Steve Jobs, tech visionary: 1955-2011

Steve Jobs, founder, chairman, and twice CEO of Apple Inc., and a man variously regarded over his 30 years in the technology industry as a creative genius, a failure, and one of the most successful business executive in half a century has died, according to Apple. He was 56.

Jobs was diagnosed with pancreatic cancer in 2004. He recovered, but the cancer reemerged in and he received a liver transplant in 2009. His deteriorating health forced him to take a medical leave of absence from Apple in January 2011, which became permanent in August, when he officially stepped down as CEO and named longtime COO Tim Cook as his successor. Jobs chose to remain on the board as chairman.

The legacy Jobs leaves behind is immense. His storied history with Apple, its ups and downs, are by now well-known lore in the tech world: He founded the company in 1976 with Steve Wozniak and Ronald Wayne and introduced people to the modern concept of personal computing. He was kicked out of his own company in 1984, went on to build NeXT, which he then sold to Apple, and soon after retook the role of Apple CEO in 1997, where he found the company on the verge of bankruptcy.

Jobs kept everyone on their toes: his own employees, the press and competitors. He was a famously demanding boss, with as sharp an eye for design as his ability to predict what mainstream consumers wanted from their tech products. The result was selling millions of devices and turning the company he founded into a design, technologic and business powerhouse. He leaves the company as the world’s second most-valuable publicly traded company.

After his return to Apple in 1997, he introduced the iconic iMac desktop computer, which was the beginning of the company’s dramatic rise.

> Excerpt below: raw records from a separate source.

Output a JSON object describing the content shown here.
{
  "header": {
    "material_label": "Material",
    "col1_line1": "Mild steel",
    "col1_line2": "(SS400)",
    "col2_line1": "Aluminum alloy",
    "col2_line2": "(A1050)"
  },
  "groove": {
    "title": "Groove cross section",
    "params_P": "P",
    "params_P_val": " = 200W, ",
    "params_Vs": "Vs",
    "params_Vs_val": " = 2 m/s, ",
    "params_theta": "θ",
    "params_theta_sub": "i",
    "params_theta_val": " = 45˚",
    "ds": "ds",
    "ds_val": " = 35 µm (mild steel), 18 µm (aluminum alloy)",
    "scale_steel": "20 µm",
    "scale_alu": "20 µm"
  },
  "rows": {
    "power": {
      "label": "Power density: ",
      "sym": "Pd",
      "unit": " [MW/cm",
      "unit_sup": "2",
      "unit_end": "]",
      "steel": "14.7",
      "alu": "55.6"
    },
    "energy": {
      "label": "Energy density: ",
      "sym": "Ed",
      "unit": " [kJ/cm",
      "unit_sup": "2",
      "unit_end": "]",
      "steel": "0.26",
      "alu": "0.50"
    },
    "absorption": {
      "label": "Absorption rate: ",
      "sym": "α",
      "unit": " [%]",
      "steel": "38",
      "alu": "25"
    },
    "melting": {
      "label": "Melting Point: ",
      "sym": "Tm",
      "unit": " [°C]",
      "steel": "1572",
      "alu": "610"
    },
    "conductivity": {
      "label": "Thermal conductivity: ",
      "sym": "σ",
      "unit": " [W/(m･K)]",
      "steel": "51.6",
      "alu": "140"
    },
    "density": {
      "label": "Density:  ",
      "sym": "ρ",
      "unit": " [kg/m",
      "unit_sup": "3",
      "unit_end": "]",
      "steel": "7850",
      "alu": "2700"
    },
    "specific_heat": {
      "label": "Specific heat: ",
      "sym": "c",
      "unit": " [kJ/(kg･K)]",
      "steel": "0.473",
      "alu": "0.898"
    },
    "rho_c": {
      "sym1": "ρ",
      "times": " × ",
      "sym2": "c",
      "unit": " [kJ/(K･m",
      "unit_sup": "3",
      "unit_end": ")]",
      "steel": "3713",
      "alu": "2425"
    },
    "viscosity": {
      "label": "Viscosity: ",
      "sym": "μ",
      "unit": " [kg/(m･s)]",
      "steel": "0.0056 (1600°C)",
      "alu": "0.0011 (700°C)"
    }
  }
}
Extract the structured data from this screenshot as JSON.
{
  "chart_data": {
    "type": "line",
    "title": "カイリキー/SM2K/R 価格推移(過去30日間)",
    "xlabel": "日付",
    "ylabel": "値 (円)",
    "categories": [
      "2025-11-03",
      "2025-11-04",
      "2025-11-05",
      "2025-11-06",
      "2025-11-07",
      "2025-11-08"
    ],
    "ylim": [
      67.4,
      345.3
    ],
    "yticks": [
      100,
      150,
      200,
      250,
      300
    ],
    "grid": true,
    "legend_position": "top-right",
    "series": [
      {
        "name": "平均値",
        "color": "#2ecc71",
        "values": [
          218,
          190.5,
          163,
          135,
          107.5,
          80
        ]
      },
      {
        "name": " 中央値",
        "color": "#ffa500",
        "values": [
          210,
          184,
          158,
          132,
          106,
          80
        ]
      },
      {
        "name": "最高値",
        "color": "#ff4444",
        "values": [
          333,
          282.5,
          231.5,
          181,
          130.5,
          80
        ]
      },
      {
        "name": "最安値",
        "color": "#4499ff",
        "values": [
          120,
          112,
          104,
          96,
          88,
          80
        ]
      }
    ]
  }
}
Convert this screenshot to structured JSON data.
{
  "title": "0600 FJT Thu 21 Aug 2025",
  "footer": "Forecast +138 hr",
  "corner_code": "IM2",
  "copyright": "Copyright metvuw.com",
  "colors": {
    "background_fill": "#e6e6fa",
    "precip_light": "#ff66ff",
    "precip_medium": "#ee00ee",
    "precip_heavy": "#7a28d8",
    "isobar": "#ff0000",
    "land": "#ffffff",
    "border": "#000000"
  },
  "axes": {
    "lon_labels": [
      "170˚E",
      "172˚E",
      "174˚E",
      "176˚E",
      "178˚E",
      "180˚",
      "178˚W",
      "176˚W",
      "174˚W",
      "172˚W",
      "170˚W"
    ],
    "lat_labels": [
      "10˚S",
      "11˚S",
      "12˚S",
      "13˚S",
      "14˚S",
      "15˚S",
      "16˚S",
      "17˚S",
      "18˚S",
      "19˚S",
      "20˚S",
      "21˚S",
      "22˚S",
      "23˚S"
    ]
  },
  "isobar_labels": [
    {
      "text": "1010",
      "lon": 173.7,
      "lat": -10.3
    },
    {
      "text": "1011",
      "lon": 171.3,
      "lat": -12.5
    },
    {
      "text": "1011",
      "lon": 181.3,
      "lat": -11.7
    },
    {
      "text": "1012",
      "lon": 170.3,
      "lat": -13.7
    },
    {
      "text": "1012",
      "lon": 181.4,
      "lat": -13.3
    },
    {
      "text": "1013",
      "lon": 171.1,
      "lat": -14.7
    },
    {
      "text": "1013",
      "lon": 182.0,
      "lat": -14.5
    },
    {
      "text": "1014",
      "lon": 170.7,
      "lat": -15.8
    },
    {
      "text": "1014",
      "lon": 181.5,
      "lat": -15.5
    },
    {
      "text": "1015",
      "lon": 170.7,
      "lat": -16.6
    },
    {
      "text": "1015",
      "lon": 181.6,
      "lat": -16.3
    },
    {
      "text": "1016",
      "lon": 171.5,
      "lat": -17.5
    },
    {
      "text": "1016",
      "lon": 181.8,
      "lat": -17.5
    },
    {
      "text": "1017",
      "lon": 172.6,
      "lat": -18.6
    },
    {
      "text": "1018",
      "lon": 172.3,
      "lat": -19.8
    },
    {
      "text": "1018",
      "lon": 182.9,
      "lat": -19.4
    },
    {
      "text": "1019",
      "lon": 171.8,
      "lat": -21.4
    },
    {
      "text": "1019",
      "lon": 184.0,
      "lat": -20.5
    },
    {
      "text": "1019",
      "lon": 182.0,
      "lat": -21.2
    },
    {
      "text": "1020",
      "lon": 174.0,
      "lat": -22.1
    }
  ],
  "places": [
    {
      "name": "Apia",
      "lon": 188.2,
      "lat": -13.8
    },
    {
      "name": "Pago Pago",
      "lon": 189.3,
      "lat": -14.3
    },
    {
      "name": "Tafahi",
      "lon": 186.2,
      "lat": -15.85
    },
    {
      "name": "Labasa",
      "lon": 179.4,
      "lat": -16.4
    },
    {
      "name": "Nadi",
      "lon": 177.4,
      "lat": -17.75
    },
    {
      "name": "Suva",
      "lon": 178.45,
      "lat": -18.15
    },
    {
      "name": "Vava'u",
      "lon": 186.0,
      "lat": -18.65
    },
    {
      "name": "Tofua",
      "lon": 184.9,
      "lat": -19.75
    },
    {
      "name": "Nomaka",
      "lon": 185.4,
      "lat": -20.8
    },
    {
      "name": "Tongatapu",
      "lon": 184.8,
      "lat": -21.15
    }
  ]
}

He then turned his attention to consumer electronics, turning upside down three different industries: music, mobile phones and portable computing. The iPod, first introduced in 2001, reimagined how people bought and listened to music, while the iPhone arrived in 2007, upending the expectations of what a mobile phone could be.

The iPad was Jobs final contribution to the tech world, which fittingly is an intersection of Apple’s strengths: using a clean, simply designed form factor that gives users access to music, videos, games, productivity tools, and the web with a simple swipe of a finger.

Here’s a great reflection on Jobs is from something Om wrote in 2005 after Jobs shocked the tech world with the decision to move Macs from Power PC to Intel chips:

Some men dream the future. He built it.

Steve Jobs, the maverick who has architected one of the greatest comebacks in the history of Silicon Valley, continues to prove that he was a modern day Howard Hughes. Unpredictable, charming, loving, petulant, and perhaps more than anything deviously mysterious. But more than anything, brilliant.